Mark Tapley wrote:
At 12:00 -0500
8/27/13, Jerome Fine wrote:
Are there any suggestions as to how many
previous
instructions are needed to usually be helpful to have a
log for when a program has a problem?
Jerome,
hopefully you'll get much better-qualified answers than mine; I
have little to no experience programming assembly or PDP-11. That
said, I can think of a few possible answers:
1) enough instructions that any timing-critical loop will be captured
when an external interrupt dropping into the debugger is generated.
This might be relatively short - 200 instructions or so? User (not
necessarily programmer?) would set up and start a long calculation
(mandelbrot set, whatever) and then hit "break", and be able to look
back far enough to verify that the correct sequence of instructions is
repeating over and over.
For actual number, maybe look at the longest loop in RT-11 that
repeats many times successively?
2) enough instructions that any timing-critical *subroutine" will be
captured when dropping into the debugger.
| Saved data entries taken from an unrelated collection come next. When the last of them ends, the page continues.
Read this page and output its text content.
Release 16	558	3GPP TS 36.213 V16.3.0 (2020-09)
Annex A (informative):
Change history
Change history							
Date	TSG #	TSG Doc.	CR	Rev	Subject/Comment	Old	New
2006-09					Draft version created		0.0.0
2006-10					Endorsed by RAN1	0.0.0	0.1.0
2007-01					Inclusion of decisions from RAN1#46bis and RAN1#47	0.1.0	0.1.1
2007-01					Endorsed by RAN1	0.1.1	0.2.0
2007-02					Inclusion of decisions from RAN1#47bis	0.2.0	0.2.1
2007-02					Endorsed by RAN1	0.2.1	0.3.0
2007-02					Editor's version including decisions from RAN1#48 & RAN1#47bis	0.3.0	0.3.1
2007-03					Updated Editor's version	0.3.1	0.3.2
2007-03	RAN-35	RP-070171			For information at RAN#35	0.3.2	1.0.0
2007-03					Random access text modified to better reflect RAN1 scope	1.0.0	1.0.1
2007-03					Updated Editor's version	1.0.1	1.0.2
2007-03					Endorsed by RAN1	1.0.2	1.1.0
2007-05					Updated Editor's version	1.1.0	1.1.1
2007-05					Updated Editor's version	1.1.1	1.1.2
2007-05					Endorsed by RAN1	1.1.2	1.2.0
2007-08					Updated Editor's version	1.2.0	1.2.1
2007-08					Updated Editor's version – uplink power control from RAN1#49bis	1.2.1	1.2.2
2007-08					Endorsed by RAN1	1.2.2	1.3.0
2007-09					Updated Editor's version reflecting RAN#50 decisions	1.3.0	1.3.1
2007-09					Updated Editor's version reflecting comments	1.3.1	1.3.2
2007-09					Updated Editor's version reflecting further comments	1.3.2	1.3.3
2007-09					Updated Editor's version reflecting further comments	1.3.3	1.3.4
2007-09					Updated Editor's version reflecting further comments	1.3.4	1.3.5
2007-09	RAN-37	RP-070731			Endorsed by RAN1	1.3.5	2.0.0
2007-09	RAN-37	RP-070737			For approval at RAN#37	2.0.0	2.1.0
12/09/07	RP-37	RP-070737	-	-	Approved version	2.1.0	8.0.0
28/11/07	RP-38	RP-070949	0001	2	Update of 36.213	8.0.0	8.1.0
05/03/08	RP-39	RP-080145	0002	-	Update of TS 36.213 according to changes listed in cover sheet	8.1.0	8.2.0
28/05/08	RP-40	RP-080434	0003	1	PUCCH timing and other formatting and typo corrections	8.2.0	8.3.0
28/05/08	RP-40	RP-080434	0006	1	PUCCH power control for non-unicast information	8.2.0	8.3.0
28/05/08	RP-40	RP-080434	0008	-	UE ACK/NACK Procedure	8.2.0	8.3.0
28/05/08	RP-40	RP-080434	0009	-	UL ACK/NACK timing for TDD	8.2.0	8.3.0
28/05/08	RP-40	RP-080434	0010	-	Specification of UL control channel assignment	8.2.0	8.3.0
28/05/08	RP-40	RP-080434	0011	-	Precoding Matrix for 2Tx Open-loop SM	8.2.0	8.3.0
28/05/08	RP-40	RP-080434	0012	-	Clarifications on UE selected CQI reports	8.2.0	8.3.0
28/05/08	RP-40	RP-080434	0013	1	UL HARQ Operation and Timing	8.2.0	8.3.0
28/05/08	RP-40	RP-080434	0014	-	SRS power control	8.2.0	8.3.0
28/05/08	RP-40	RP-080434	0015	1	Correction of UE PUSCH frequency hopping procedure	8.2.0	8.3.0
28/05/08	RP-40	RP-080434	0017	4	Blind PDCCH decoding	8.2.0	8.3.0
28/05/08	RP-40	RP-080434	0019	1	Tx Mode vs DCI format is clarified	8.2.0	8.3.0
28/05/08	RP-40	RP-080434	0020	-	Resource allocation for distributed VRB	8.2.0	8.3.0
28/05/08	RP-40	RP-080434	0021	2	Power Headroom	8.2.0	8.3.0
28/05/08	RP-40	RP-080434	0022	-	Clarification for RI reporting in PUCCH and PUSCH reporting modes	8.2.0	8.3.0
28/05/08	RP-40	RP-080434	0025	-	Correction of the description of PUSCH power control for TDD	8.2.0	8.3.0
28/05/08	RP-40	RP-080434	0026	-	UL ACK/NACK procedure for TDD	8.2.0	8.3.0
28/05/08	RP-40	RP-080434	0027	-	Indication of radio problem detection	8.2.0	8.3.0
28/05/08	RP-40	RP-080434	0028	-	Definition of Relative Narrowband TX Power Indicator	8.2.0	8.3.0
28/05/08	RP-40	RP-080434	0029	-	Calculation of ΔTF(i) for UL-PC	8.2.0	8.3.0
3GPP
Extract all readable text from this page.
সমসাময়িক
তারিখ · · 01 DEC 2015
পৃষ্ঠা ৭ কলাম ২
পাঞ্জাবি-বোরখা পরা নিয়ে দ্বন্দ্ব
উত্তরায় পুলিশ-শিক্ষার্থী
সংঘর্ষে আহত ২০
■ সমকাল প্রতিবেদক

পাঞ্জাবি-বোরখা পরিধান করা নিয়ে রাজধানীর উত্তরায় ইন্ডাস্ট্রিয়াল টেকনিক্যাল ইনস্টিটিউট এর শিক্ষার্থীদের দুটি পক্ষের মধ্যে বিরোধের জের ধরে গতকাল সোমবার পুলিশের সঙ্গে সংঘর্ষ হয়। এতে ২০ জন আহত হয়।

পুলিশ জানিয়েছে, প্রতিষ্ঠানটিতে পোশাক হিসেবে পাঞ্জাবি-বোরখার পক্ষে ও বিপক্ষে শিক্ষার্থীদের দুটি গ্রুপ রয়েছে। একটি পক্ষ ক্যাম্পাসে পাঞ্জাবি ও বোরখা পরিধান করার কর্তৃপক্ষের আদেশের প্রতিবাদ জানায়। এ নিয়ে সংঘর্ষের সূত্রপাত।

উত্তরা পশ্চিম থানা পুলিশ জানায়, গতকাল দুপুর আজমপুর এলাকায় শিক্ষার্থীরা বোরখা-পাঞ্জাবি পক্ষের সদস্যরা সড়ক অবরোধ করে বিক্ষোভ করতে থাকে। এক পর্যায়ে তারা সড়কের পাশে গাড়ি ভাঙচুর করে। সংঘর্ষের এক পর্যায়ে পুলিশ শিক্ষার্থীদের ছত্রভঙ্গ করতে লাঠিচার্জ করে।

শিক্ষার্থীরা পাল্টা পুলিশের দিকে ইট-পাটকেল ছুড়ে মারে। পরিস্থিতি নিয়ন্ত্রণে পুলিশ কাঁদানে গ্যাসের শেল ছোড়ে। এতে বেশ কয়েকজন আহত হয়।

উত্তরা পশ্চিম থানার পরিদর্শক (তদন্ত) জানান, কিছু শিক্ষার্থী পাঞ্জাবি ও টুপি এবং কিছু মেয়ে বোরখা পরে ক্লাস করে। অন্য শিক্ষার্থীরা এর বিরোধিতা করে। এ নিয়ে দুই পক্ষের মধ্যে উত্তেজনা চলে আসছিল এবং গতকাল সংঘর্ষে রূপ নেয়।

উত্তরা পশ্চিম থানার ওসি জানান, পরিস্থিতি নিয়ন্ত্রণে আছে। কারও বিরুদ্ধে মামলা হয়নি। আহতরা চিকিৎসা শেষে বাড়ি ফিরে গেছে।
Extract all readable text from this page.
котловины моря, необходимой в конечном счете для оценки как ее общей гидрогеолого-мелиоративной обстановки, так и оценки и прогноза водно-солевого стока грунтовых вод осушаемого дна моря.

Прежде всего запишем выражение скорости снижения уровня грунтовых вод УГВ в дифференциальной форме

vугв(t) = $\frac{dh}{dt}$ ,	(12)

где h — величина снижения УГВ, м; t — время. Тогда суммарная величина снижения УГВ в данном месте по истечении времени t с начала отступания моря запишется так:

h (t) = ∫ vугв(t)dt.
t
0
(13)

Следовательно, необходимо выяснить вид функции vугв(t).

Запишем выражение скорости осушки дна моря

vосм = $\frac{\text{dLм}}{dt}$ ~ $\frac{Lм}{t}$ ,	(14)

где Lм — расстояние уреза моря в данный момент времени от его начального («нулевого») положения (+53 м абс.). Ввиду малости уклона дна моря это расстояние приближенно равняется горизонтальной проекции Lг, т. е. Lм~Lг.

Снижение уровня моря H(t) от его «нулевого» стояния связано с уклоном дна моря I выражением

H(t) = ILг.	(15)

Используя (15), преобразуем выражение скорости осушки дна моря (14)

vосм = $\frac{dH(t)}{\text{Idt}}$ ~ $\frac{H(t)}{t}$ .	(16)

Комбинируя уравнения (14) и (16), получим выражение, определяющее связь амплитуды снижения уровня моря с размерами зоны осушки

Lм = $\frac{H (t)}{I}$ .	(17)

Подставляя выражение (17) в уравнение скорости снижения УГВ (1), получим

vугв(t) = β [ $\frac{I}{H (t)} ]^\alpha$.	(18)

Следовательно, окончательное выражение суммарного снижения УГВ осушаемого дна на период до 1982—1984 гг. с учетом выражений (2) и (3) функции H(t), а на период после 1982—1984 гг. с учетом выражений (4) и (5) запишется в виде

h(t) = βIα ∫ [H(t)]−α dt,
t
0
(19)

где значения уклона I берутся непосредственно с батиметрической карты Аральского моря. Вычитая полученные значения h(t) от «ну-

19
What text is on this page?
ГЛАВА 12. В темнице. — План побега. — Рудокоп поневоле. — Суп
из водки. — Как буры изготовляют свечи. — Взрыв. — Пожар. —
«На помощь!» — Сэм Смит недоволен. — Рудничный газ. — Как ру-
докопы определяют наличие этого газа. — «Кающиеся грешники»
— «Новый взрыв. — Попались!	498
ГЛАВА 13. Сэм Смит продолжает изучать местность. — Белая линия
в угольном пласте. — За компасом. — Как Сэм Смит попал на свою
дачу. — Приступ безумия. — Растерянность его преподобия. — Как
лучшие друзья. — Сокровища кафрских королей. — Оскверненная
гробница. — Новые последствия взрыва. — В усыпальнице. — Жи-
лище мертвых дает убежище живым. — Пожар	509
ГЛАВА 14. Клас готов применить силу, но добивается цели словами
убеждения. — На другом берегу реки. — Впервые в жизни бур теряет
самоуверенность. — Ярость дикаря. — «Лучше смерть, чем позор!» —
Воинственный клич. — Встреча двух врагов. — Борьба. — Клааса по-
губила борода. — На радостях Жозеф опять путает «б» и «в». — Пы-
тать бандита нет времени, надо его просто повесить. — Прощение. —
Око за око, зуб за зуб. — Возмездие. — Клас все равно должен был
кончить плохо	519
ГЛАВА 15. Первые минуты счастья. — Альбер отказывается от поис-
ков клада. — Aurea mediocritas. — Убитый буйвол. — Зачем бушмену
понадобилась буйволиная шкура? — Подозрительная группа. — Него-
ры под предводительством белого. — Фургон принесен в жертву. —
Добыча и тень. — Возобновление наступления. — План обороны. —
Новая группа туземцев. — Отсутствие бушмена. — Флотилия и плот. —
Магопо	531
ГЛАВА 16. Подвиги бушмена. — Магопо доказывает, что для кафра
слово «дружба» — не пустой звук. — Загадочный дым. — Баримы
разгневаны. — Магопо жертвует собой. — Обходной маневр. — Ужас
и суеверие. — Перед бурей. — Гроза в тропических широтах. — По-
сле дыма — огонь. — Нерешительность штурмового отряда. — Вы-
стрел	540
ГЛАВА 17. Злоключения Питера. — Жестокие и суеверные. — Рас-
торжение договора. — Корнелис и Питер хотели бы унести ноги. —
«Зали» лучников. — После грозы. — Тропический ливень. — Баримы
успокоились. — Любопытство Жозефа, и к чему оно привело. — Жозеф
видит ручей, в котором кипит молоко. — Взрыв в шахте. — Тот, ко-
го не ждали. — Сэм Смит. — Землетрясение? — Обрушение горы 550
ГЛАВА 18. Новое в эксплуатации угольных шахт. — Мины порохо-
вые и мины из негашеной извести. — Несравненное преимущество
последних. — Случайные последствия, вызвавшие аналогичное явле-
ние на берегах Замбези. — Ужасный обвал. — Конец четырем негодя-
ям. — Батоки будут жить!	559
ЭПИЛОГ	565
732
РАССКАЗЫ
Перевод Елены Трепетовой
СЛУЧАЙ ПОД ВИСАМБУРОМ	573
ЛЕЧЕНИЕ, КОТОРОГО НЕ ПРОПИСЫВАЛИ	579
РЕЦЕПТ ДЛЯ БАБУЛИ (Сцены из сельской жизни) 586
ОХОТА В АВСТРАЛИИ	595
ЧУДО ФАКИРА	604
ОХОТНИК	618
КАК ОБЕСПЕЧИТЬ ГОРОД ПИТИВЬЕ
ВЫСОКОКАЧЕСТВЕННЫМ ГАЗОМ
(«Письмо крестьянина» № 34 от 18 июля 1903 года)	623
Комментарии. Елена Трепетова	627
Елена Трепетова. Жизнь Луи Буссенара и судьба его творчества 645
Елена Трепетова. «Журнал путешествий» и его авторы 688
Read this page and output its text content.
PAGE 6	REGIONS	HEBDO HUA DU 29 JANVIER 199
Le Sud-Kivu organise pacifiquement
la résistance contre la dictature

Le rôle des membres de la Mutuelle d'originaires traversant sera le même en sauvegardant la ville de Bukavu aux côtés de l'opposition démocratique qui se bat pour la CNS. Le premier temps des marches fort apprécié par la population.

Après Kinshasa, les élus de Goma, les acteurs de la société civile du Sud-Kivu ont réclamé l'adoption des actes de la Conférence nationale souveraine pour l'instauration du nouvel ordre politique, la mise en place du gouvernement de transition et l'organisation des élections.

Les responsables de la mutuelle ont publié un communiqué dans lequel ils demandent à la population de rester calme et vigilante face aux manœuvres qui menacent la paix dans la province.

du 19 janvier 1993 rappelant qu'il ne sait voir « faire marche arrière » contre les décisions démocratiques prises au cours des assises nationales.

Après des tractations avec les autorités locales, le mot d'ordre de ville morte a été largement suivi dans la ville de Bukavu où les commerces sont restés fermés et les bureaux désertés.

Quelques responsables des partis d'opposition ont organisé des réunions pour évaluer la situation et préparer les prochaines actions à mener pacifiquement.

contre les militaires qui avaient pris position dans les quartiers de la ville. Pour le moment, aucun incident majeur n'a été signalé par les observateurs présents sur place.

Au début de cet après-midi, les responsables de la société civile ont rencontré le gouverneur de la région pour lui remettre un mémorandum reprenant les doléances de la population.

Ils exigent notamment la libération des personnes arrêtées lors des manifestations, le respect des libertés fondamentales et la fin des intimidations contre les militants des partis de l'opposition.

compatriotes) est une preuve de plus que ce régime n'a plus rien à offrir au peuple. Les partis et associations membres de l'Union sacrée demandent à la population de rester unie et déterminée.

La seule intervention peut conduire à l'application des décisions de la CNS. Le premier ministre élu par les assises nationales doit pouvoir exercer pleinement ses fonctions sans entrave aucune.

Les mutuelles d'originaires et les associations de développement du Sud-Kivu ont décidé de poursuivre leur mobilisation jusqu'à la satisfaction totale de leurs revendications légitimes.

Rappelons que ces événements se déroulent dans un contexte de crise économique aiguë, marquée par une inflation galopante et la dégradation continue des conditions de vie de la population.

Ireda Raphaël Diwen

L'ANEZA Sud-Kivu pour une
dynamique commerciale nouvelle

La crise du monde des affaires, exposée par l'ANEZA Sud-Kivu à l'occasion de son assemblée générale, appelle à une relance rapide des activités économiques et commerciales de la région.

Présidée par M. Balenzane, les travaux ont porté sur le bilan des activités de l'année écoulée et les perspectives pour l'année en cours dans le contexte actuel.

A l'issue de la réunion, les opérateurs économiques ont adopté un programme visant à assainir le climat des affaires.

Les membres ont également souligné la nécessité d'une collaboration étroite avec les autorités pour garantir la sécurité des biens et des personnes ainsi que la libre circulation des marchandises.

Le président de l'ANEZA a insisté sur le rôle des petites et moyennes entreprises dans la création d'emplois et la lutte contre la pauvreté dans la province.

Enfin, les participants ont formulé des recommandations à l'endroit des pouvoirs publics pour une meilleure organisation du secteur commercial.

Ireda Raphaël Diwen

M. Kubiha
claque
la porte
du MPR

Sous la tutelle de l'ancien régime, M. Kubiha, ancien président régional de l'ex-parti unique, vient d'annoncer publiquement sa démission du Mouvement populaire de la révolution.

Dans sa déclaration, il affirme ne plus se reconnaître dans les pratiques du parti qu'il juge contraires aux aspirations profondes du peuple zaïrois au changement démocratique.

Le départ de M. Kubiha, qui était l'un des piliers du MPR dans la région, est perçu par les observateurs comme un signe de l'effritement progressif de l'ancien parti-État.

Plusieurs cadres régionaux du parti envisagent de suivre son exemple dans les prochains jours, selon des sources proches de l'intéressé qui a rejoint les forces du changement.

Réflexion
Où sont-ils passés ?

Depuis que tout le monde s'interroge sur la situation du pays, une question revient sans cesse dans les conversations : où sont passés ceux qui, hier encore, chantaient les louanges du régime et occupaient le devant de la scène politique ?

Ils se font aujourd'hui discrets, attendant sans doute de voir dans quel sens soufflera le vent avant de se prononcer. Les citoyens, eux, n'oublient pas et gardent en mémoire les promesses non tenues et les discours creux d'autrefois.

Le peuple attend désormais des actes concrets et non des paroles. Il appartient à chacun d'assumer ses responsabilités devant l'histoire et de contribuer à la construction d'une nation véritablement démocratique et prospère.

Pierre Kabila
This would be a *lot* more, depending on application. In this
case, the programmer would add a break point to the code right after
the timing-critical routine (disk access, real-time control interrupt
service routine, whatever) and then look back at the buffer to verify
that the whole routine took the correct execution path. For disk
access, that might be a *lot* of loops, though, so maybe you are only
capable of writing a buffer to hold the last few iterations?
For actual number, look at the longest single executable code unit
in RT-11?
3) Configurable depth, configured at launch time for debugger
Programmer gets to make the trade between debugger buffer depth
and available memory for his program.
Fortunately, when the code is already executing in user mode,
interrupts which execute in kernel mode are not normally noticed
by the debugger. In that same category are calls to the operating
system. Consequently, the only instructions whose addresses are
logged are those which execute in user mode.
However, I have yet to test what happens when operating system
code is being debugged. I am fairly confident that most of the
same sort of things are also ignored due to the way in which the
trace bit operates in the PDP-11.
The original reason that I started this project was to reduce the
Low Memory used by SD: under a Mapped RT-11 Monitor.
However, just as I was finishing another project, I found an
endless loop in a program when a branch was taken to a
misspelled label. Having a history log would have helped find
the mistake much more quickly.
Note that the overhead of logging each instruction address
is not small. It probably takes (I must do a count to figure
it out) between 50 and 100 instructions. But even on a
real PDP-11, that should not be much of a problem.
Not sure any of this is helpful, and you probably
have thought of
it anyway.
Some, but not all. THANK YOU for your suggestions.